= Eighteenth-Century Ireland (journal) =

Eighteenth-Century Ireland or Iris an dá chultúr, is an annual, peer-reviewed academic journal of eighteenth century Ireland published on behalf of the Eighteenth-Century Ireland Society. The journal was established in 1986. Articles are in English, Irish, or French.

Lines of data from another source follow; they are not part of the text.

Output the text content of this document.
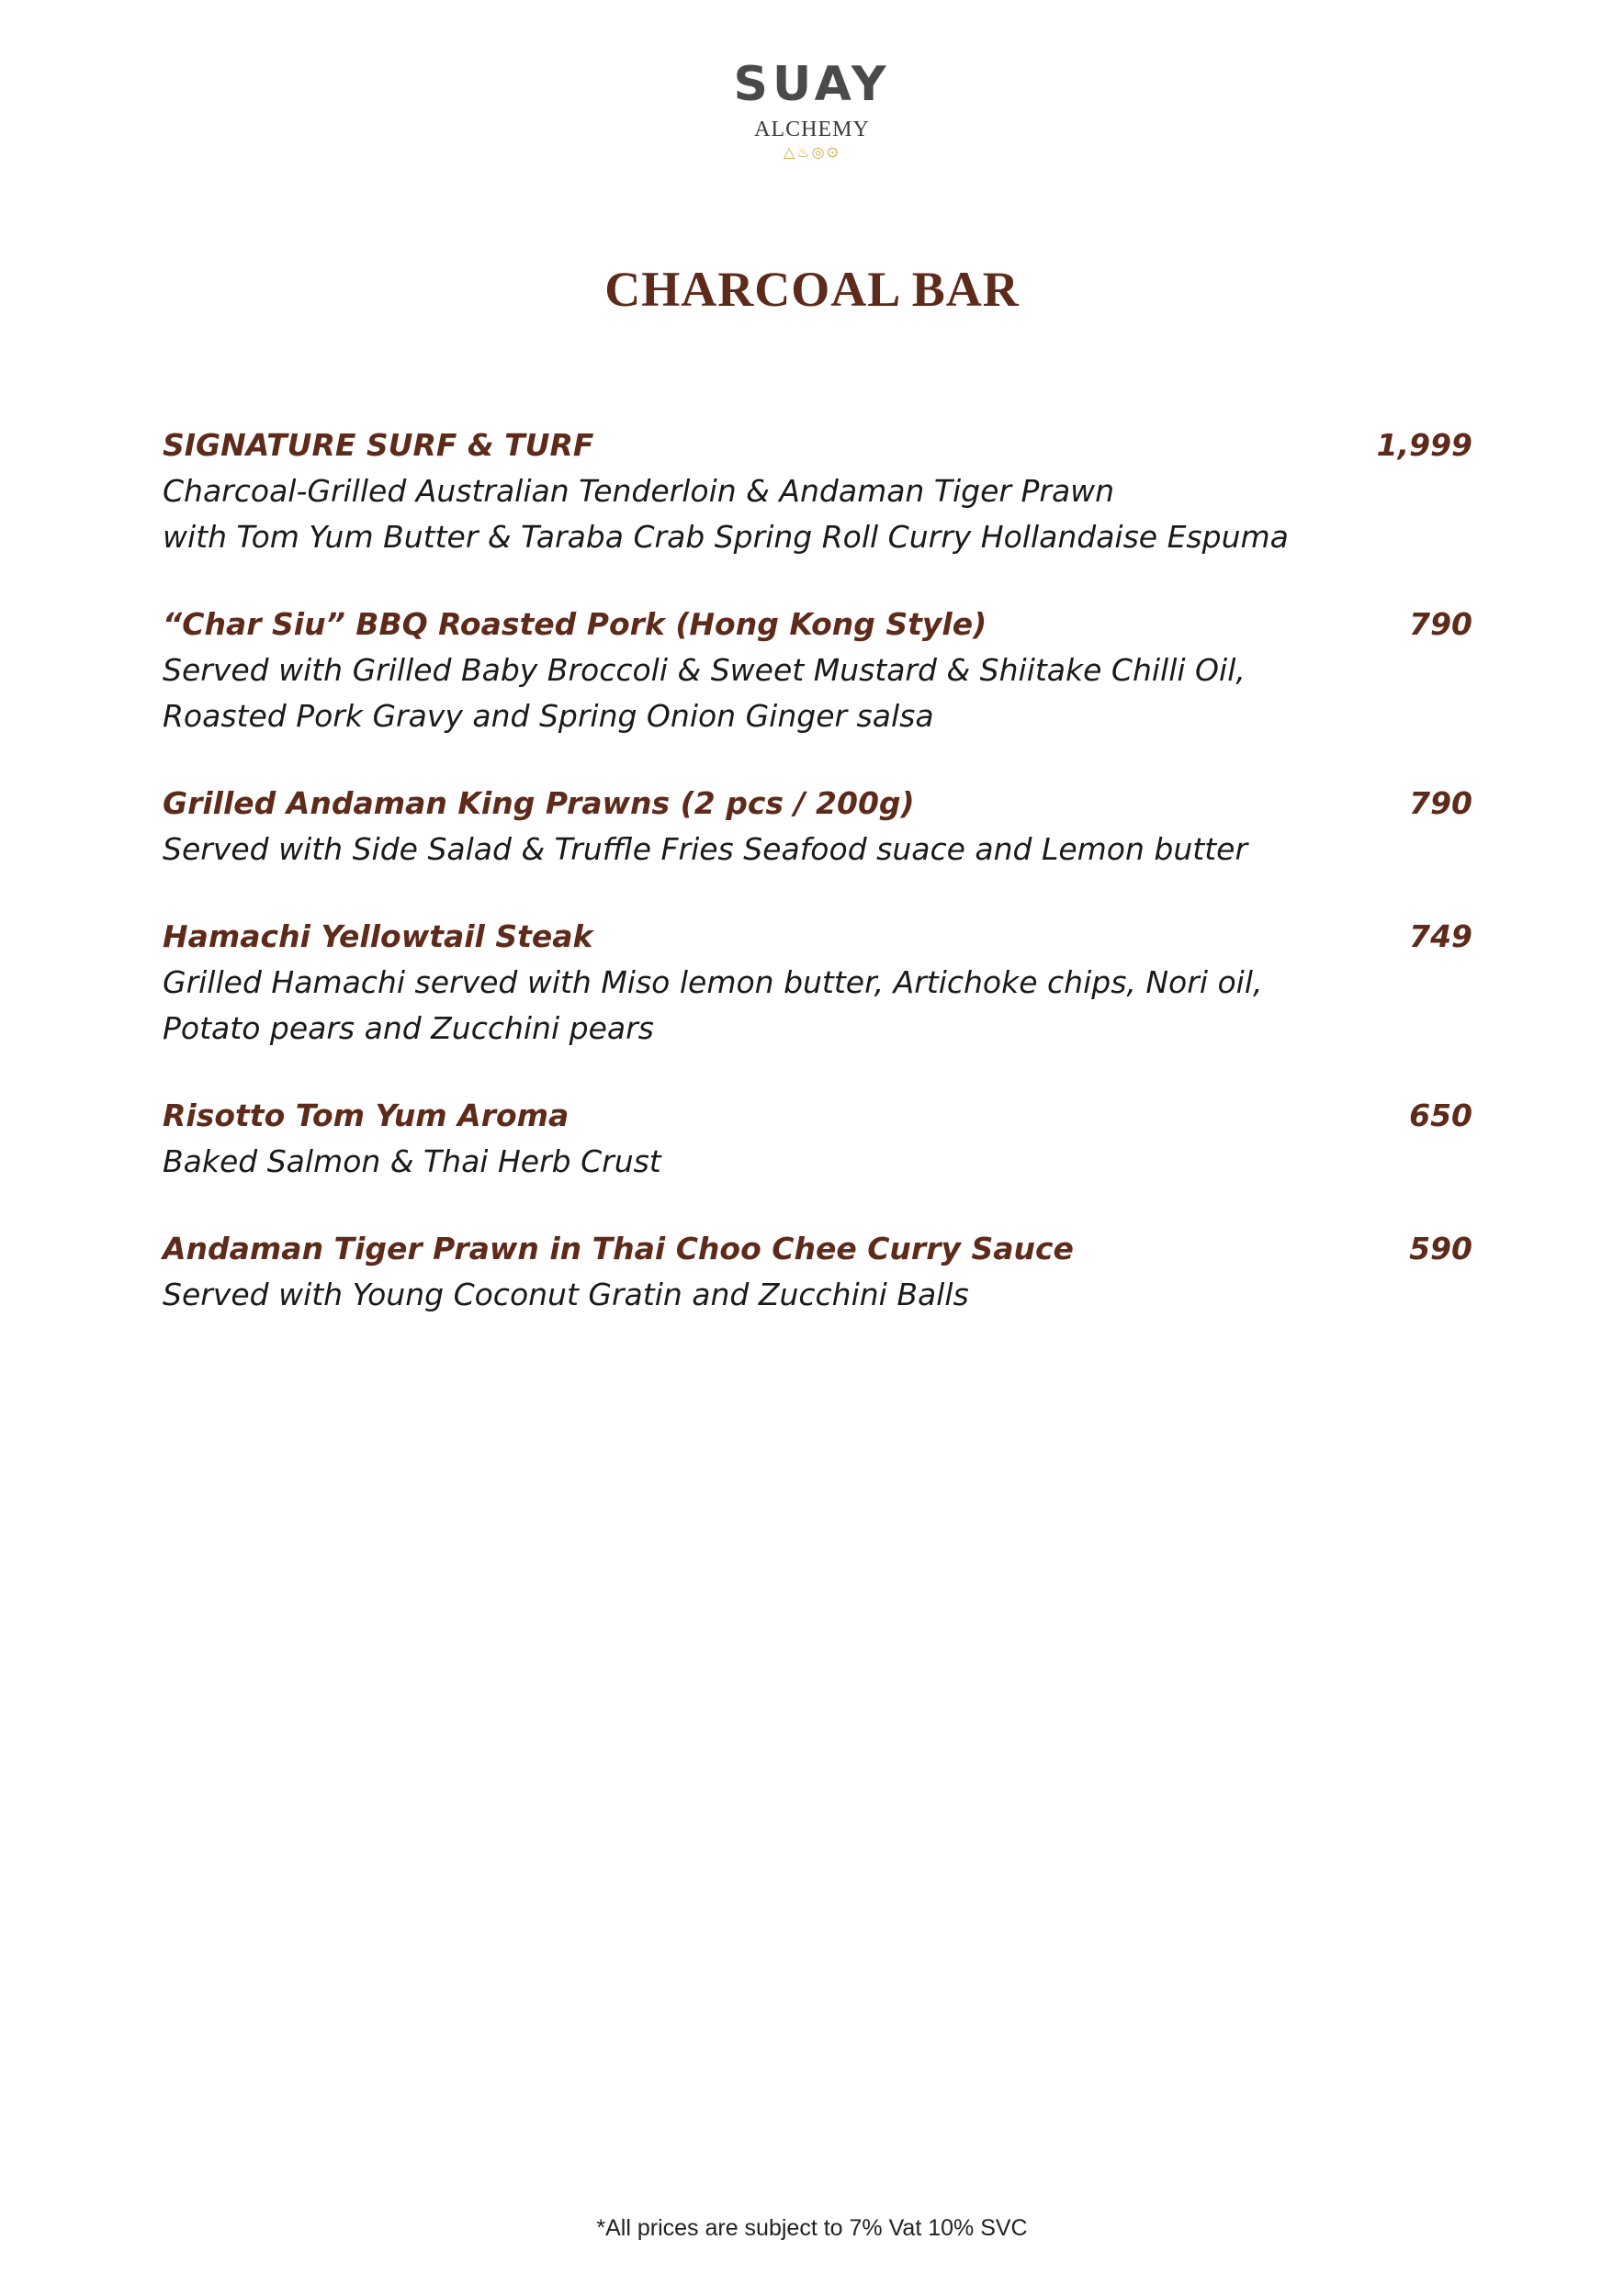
SUAY
ALCHEMY
△♨◎⊙
CHARCOAL BAR
SIGNATURE SURF & TURF	1,999
Charcoal-Grilled Australian Tenderloin & Andaman Tiger Prawn
with Tom Yum Butter & Taraba Crab Spring Roll Curry Hollandaise Espuma
“Char Siu” BBQ Roasted Pork (Hong Kong Style)	790
Served with Grilled Baby Broccoli & Sweet Mustard & Shiitake Chilli Oil,
Roasted Pork Gravy and Spring Onion Ginger salsa
Grilled Andaman King Prawns (2 pcs / 200g)	790
Served with Side Salad & Truffle Fries Seafood suace and Lemon butter
Hamachi Yellowtail Steak	749
Grilled Hamachi served with Miso lemon butter, Artichoke chips, Nori oil,
Potato pears and Zucchini pears
Risotto Tom Yum Aroma	650
Baked Salmon & Thai Herb Crust
Andaman Tiger Prawn in Thai Choo Chee Curry Sauce	590
Served with Young Coconut Gratin and Zucchini Balls
*All prices are subject to 7% Vat 10% SVC
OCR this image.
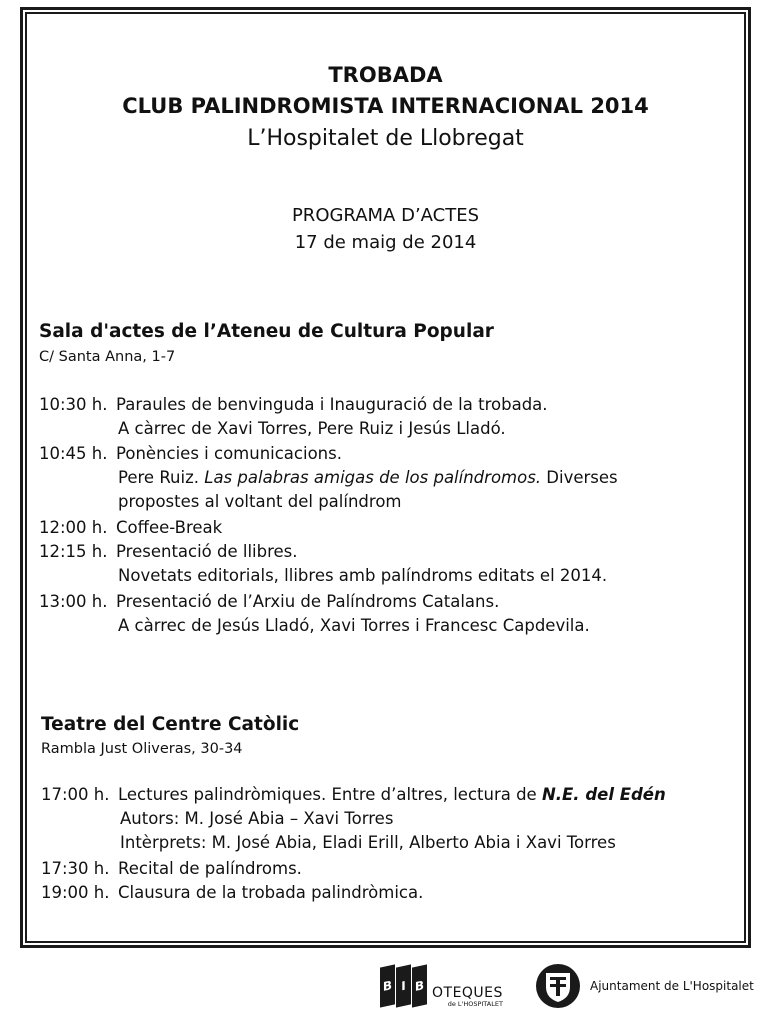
TROBADA
CLUB PALINDROMISTA INTERNACIONAL 2014
L’Hospitalet de Llobregat
PROGRAMA D’ACTES
17 de maig de 2014
Sala d'actes de l’Ateneu de Cultura Popular
C/ Santa Anna, 1-7
10:30 h. Paraules de benvinguda i Inauguració de la trobada.
A càrrec de Xavi Torres, Pere Ruiz i Jesús Lladó.
10:45 h. Ponències i comunicacions.
Pere Ruiz. Las palabras amigas de los palíndromos. Diverses
propostes al voltant del palíndrom
12:00 h. Coffee-Break
12:15 h. Presentació de llibres.
Novetats editorials, llibres amb palíndroms editats el 2014.
13:00 h. Presentació de l’Arxiu de Palíndroms Catalans.
A càrrec de Jesús Lladó, Xavi Torres i Francesc Capdevila.
Teatre del Centre Catòlic
Rambla Just Oliveras, 30-34
17:00 h. Lectures palindròmiques. Entre d’altres, lectura de N.E. del Edén
Autors: M. José Abia – Xavi Torres
Intèrprets: M. José Abia, Eladi Erill, Alberto Abia i Xavi Torres
17:30 h. Recital de palíndroms.
19:00 h. Clausura de la trobada palindròmica.
B I B OTEQUES
de L'HOSPITALET
Ajuntament de L'Hospitalet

==Indexing and abstracting==
The journal is indexed in the European Reference Index for the Humanities (ERIH) where it has a rating of INT1. Abstracts of volumes 1-13 are additionally available on the Eighteenth-Century Ireland Society website. The journal forms part of the JSTOR Ireland Collection.

==Reception==
In reviewing the first edition in The Linen Hall Review in 1986, John C. Greene and Michelle O'Riordan argued that the journal came at a time when modern research was "leading to the history of eighteenth-century Ireland being rewritten on almost every front". Toby Barnard, in the Irish University Review also noted the timeliness of publication, seeing it as "a fresh sign of rising interest in that century". A.P.W. Malcomson, in Irish Historical Studies, described Eighteenth-Century Ireland as "filling an obvious void".

==Later volumes==
Reviewing volumes four and five in Irish Historical Studies, Thomas Bartlett described Eighteenth-Century Ireland as "highly regarded" but noted its uneven quality and persistent problems with proof reading. The journal was also reviewed in Irish language publications such as Comhar.